Finalmente, estimó que la decisión de 25 de marzo de 2015, que dispuso la exclusión del auxiliar de la justicia, se apoyó en una valoración razonable del caudal probatorio y de la normatividad aplicable, por lo que la sola diferencia conceptual del accionante no era excusa para que el juez de tutela interviniera en el trámite. IMPUGNACIÓN El señor Reinel Rojas Bernal impugnó la decisión de primera instancia emitida en el presente trámite constitucional, mediante escrito visible a folios 83 a 85 del cuaderno principal, en el que manifestó que “no es que se trata de nuevos hechos como lo señalo (sic) su señoría, y aceptando en gracia de discusión tal circunstancia en el expediente están cada uno de los informes que como secuestre rendí y que al parecer paso (sic) por alto la primera instancia y el Tribunal accionado, dejando en claro es que la investigación de las faltas disciplinarias en que puedan incurrir, los auxiliares de la justicia tiene un juez que lo investiga y sanciona, en este caso la ley a (sic) regulado la materia y por lo tanto le corresponde a esa entidad, Sala Disciplinaria y no a otra que no tiene jurisdicción investigarme y sancionarme, por lo cual lo correcto es compulsar copias si observa que se dejaron de investigar nuevos hechos”.

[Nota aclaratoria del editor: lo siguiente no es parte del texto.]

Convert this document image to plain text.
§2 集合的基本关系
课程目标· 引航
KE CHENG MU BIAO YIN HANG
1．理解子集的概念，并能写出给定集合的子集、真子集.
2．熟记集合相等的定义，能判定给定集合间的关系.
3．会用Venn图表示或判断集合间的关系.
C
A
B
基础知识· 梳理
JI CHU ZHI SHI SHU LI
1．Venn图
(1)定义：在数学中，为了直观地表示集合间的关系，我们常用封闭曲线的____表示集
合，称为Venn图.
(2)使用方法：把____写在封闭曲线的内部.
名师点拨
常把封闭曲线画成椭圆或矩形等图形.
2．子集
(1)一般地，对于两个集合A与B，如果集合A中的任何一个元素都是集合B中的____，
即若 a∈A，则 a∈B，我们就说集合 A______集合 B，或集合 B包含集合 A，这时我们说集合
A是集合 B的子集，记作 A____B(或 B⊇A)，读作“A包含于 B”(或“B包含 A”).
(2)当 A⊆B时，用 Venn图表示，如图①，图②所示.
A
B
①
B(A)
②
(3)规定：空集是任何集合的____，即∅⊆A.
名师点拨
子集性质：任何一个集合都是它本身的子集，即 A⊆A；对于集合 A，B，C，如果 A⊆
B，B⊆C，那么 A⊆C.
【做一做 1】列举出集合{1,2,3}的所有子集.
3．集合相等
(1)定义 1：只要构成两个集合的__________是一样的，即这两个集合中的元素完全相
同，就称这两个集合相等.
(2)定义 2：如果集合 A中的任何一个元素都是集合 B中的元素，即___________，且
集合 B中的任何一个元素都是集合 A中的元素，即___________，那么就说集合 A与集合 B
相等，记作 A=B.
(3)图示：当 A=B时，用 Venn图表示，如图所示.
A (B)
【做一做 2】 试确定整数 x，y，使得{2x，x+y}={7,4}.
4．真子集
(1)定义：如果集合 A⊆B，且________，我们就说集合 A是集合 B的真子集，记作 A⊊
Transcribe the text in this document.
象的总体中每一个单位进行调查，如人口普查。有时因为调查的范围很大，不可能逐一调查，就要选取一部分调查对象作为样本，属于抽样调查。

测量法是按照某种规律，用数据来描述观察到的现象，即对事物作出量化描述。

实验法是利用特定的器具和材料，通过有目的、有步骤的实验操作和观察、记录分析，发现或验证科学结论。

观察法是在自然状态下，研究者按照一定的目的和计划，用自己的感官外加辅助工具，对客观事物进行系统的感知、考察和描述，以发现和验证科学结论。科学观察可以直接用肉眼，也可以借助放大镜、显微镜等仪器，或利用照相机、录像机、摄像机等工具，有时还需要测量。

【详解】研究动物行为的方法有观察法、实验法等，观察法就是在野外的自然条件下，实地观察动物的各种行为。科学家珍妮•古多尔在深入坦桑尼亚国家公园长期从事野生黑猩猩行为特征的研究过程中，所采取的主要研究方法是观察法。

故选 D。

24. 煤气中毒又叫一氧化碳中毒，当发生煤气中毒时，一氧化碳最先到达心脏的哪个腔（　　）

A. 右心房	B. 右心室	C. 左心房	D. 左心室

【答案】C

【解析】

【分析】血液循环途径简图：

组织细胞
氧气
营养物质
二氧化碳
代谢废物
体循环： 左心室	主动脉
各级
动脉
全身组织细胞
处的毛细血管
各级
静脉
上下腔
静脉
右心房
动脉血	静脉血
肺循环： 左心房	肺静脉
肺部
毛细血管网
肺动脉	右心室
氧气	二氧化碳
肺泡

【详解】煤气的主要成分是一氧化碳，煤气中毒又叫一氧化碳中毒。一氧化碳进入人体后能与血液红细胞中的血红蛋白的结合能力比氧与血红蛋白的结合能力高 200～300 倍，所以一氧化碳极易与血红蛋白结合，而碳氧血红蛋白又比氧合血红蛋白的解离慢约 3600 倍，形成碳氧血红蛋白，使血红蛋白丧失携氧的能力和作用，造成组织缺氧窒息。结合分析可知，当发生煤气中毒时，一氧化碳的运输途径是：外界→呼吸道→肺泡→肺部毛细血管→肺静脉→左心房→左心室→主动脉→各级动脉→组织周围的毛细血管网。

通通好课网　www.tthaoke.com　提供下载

CONSIDERACIONES Tiene dicho esta Sala de la Corte que, a la luz del artículo 86 de la Constitución Política, la acción de tutela procede contra providencias judiciales, siempre y cuando se compruebe la existencia de conductas u omisiones por parte de los operadores judiciales, que menoscaben derechos fundamentales como, por ejemplo, cuando la decisión carece de toda razonabilidad, debido a un actuar caprichoso y/o arbitrario de dichos operadores.

Es allí donde le está permitido al juez constitucional intervenir en el trámite, para restablecer las garantías fundamentales. Encuentra la Corte que en la decisión proferida el 25 de marzo de 2015 del Tribunal accionado, que en últimas cuestiona el accionante, no existe yerro alguno que constituya una violación de garantías fundamentales del actor, toda vez que lo que allí se observa es una decisión proferida de manera razonable y dentro de los criterios de la hermenéutica jurídica, razón por la cual, las objeciones que se puedan presentar frente a la misma, no pueden conllevar a concluir que la decisión sea caprichosa o arbitraria, tal y como lo pretende hacer ver el actor.

En efecto, el Tribunal, luego de realizar un recuento de los hechos, adujo en la decisión en comento lo siguiente: (…) En el caso de autos, se tiene que en contra del secuestre designado en el asunto de la referencia se dispuso abrir incidente de exclusión con base en reiterados requerimientos que la parte demandante acreditó haberle formulado para que rindiera cuentas de su gestión, así como por razón de la denuncia presentada ante la Fiscalía General de la Nación en contra de la señora Jenny Martínez por abuso de confianza, teniendo en cuenta que la parte actora sostuvo que el auxiliar vendió el inmueble puesto bajo su encargo.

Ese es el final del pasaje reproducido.